同性婚を認めることで、国に一体どんな不都合が生じるのでしょう。私たちに何か影響があるのでしょうか。ニュージーランドにて、同性婚を認めるか否かの議論が議会でなされている際、ある議員は言いました。

「今、私たちがやろうとしていることは愛し合う二人に結婚を認めようとしているだけです。たったそれだけです。…世界は何ごともなかったかのように回り続けます。」

まさにそのとおりだと思います。

同性婚を想定していない、は、同性婚を想定できない、とイコールではありません。国際的には同性婚を認める国が増えつつあり、日本国内では、パートナーシップ制度をつくる地方自治体が増えつつあります。同性婚は十分に想定できる状況なのです。
むしろ、国や私たちに生じうる不都合や影響が想定できません。

裁判では、原告の方々から、自らの経験を踏まえ、訴訟にかける思いや期待を述べていただきました。述べられた経験談には、性的マイノリティであることを隠しながら、悩みながら生きる原告の姿があり、聞いている側が息苦しくなるような内容もありました。

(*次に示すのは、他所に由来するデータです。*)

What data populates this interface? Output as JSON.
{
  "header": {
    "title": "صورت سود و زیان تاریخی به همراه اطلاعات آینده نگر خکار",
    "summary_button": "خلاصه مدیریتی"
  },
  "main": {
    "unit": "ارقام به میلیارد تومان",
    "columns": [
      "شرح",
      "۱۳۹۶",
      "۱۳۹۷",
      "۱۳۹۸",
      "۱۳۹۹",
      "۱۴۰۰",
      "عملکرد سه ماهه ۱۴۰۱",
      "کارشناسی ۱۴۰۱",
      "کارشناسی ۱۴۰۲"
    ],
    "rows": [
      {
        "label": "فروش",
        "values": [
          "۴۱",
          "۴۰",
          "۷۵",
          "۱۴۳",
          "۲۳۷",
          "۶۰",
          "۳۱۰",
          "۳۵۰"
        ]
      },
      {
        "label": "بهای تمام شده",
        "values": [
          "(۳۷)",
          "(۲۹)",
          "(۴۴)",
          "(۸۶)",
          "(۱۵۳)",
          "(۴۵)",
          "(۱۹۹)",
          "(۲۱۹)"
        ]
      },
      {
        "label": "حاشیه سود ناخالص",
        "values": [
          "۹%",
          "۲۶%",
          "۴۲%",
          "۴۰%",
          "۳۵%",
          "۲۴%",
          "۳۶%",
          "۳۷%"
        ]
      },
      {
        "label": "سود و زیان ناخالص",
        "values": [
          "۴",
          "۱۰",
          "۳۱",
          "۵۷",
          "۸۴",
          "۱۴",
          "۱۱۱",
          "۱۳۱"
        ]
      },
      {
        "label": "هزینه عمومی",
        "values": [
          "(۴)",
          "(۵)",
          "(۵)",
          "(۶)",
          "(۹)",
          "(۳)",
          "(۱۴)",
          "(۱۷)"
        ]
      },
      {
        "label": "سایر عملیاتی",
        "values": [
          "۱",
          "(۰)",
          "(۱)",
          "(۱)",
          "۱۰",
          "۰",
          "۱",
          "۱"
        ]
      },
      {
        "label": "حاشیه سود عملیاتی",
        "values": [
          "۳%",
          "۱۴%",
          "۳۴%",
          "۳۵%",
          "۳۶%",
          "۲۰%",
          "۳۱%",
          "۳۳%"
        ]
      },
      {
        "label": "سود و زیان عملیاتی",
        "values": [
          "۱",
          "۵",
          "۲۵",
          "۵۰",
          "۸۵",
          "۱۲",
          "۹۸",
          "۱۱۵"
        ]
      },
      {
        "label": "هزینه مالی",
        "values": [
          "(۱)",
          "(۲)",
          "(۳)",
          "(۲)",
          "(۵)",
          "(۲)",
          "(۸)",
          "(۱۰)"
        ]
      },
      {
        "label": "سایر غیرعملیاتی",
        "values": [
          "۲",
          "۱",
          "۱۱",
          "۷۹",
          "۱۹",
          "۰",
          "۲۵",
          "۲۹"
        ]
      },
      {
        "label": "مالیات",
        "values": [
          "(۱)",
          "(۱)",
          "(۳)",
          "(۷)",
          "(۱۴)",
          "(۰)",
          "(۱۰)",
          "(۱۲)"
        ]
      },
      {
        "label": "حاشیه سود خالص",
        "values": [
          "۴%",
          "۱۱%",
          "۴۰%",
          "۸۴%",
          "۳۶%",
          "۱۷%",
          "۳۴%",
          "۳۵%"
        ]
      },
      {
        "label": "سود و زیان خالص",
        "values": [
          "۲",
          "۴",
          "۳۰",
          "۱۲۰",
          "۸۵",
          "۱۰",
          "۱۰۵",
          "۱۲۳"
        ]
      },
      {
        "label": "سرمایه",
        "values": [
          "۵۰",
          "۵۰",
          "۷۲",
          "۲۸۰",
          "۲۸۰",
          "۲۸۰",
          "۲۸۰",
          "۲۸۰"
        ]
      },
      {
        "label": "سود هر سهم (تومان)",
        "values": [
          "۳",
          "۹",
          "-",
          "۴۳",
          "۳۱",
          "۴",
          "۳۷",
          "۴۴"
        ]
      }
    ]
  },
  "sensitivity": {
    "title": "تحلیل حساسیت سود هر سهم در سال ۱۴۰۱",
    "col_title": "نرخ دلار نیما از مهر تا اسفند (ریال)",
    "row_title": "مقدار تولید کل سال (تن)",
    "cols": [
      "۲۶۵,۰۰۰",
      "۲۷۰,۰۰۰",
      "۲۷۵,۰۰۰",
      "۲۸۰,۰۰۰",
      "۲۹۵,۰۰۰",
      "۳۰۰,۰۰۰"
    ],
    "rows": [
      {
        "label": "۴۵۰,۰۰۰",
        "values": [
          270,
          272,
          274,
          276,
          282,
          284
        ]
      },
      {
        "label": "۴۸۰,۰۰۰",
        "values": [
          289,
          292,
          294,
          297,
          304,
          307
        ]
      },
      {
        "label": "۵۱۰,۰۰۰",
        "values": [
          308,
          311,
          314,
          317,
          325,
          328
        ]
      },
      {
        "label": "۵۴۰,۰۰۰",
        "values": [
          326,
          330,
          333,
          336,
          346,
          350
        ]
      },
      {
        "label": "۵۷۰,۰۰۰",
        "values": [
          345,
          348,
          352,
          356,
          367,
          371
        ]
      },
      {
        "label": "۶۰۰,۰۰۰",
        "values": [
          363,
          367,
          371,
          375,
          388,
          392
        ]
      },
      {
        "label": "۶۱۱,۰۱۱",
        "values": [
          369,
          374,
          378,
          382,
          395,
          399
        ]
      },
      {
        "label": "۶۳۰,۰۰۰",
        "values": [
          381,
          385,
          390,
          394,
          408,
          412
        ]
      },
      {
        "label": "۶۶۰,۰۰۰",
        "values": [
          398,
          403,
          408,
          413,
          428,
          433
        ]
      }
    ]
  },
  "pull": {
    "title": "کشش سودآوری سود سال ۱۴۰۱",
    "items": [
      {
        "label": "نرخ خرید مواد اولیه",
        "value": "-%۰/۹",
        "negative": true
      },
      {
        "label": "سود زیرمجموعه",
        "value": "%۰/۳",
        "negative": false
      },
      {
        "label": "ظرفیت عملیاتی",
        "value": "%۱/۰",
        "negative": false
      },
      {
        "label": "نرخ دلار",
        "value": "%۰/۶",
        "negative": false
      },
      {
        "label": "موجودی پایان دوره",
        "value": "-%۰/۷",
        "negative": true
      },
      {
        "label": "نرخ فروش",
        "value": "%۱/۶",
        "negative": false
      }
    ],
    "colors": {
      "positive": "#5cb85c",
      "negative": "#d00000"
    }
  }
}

それでも、裁判にまで至ったのは、性的マイノリティである自分も社会の一員であると認めてほしい、自分が決めた人生のパートナーとの今後に不安をなくしたい、性的マイノリティに悩む子どもたちに明るい未来をみせたい、いずれも純粋な願いをお持ちだったからです。

原告の方々に共通して言えるのは、何も裁判を望んでしているわけではないということです。同様に、何が何でも慰謝料が欲しいというわけでもありません。国が法律上の同性カップルに婚姻を認めず、また、認めようとする動きも全くないことから、やむを得ず裁判に踏み切ったのです。
今回のような憲法がかかわる裁判においては、国の裁量(立法裁量)をどうみるかが重要となります。

この議論ももちろん大切ですが、原告の方々の後ろには、それぞれの事情から裁判に立つことができないけれども、同性婚を望む多数のひとたちがいます。

全国での地裁判決は出そろい、違憲ないし違憲状態と判断する地裁が5か所中4か所でした。過去の憲法がかかわる裁判をみても、これは極めて珍しいことです。それでも国は重い腰を上げることはありません。

私としては、裁判もとても大切な手段ですが、それ以上に、同性婚を求める声をあらゆるひとに届けることも重要だと考えています。
少しでもそのような方々の声を届けられるよう、活動をしていきたいと考えています。

最後に、アメリカにて、同性婚実現に向けて尽力された弁護士エヴァン・ウォルフソン氏の言葉を引用します。

「家族や愛、また差別がもたらす害悪について、ストーリーを語る人が増えれば増えるほど、多くの人々の心が動かされ、状況を変えられる。」